Pour le reste, on avoue être particulièrement séduit par ce « euphoria » pensé comme une œuvre à part entière (l’album est également accompagné d’une BD), avec son fil rouge narratif, ses morceaux qui varient les atmosphères et son intrigue, intéressante, qui ne vient toutefois pas surplomber la qualité de production d’un tel projet. Au passage, le Bruxellois se paye le kif de jouer au crooner, au « chanteur pour dames », le temps d’une popsong entêtante aux côtés de Marc Lavoine. Essayez d’être plus cool après ça !
Jwles & Mad Rey - « Le Zin dans la maison »
Deux jeunes gens modernes officialisent leur collaboration (Mad Rey était déjà présent à la production de « Le Zin & les autres »), et c'est tout le rap qui vacille sous les coups d'un flow faussement bancal et de productions house. Au point de les considérer comme les nouveaux trublions du rap français ? La formule est éculée, oui, bien sûr, mais pas inexacte non plus à l’écoute de ce « Le Zin dans la maison » qui contient pas mal de bangers désabusés, où le duo témoigne d’une belle alchimie artistique, et fait surtout preuve de pas mal d’audace.

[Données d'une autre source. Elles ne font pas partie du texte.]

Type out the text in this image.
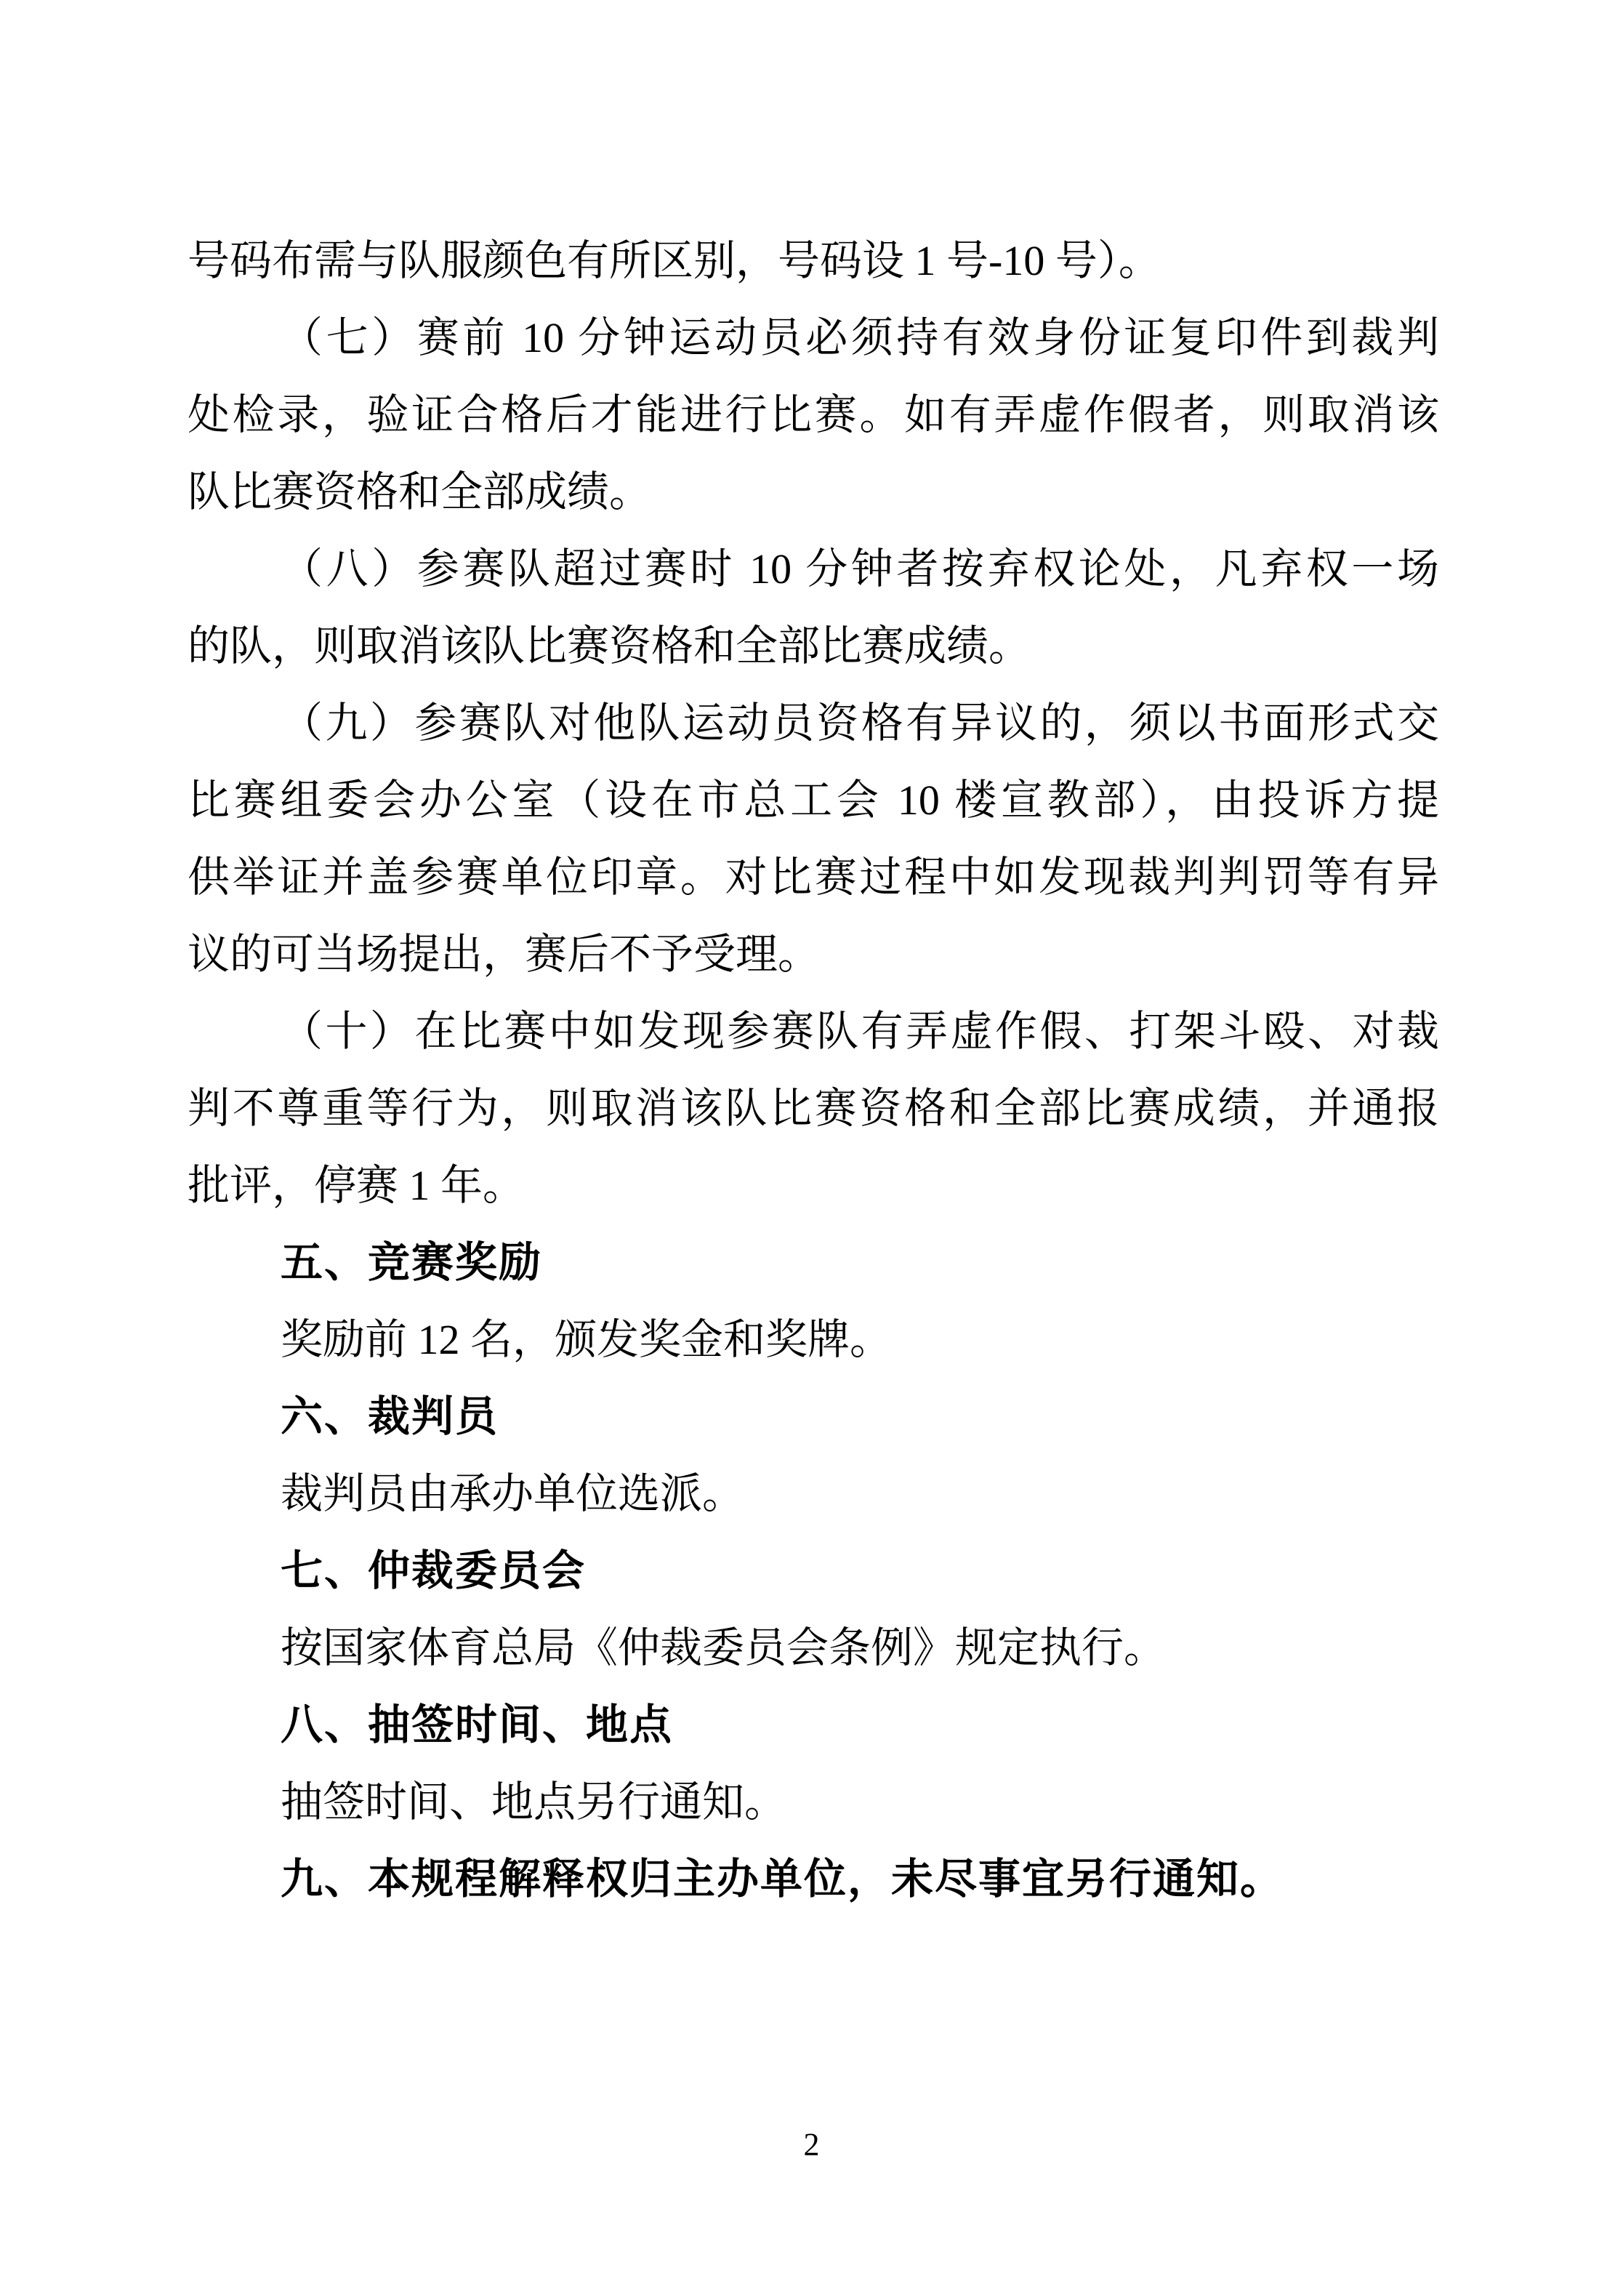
号码布需与队服颜色有所区别，号码设 1 号-10 号）。
（七）赛前 10 分钟运动员必须持有效身份证复印件到裁判
处检录，验证合格后才能进行比赛。如有弄虚作假者，则取消该
队比赛资格和全部成绩。
（八）参赛队超过赛时 10 分钟者按弃权论处，凡弃权一场
的队，则取消该队比赛资格和全部比赛成绩。
（九）参赛队对他队运动员资格有异议的，须以书面形式交
比赛组委会办公室（设在市总工会 10 楼宣教部），由投诉方提
供举证并盖参赛单位印章。对比赛过程中如发现裁判判罚等有异
议的可当场提出，赛后不予受理。
（十）在比赛中如发现参赛队有弄虚作假、打架斗殴、对裁
判不尊重等行为，则取消该队比赛资格和全部比赛成绩，并通报
批评，停赛 1 年。
五、竞赛奖励
奖励前 12 名，颁发奖金和奖牌。
六、裁判员
裁判员由承办单位选派。
七、仲裁委员会
按国家体育总局《仲裁委员会条例》规定执行。
八、抽签时间、地点
抽签时间、地点另行通知。
九、本规程解释权归主办单位，未尽事宜另行通知。
2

Souffrance - « Eau de source »
Si la création a le pouvoir de soulager, est-ce qu’elle ne crée pas aussi d’autres douleurs, plus souterraines, spécifiques, faites d’affres et d’anxiété ? La question se pose à l'écoute du troisième album de Souffrance, « Eau de source », où Oxmo Puccino, ZKR et Vald viennent piquer une tête. Le rappeur de L'Uzine a beau affirmé avoir bien Khalass sur le premier single de l'album, force est de constater que ses nouveaux morceaux sont encore et toujours traversés par des rimes cyniques, des textes denses où la romance semble impossible, et tout un tas de réflexions mélancoliques probablement nées lors de ces matinées où un café ne suffit pas à se donner du courage.
Cinco - « 0TA BENGV »
Pur produit du Val-de-Marne, ce département qui a vu naître Lionel D, Lacrim et la toute la clique de la Mafia K'1 Fry (113, Rohff, Kery James), Cinco est bien trop en phase avec son temps pour s'inscrire dans un quelconque héritage. Ça ne l'empêche pas de mettre du respect sur le nom des anciens (OGB est notamment cité), ni de faire un clin d'œil à la grande histoire (le nom de l'EP fait référence à Ota Benga, ce congolais kidnappé en 1904 pour être exposé dans un zoo américain...), mais Cinco impose son style : celui d’un rappeur versatile, qui accueille volontiers l’émotion dans des morceaux tantôt techniques, tantôt chantonnés.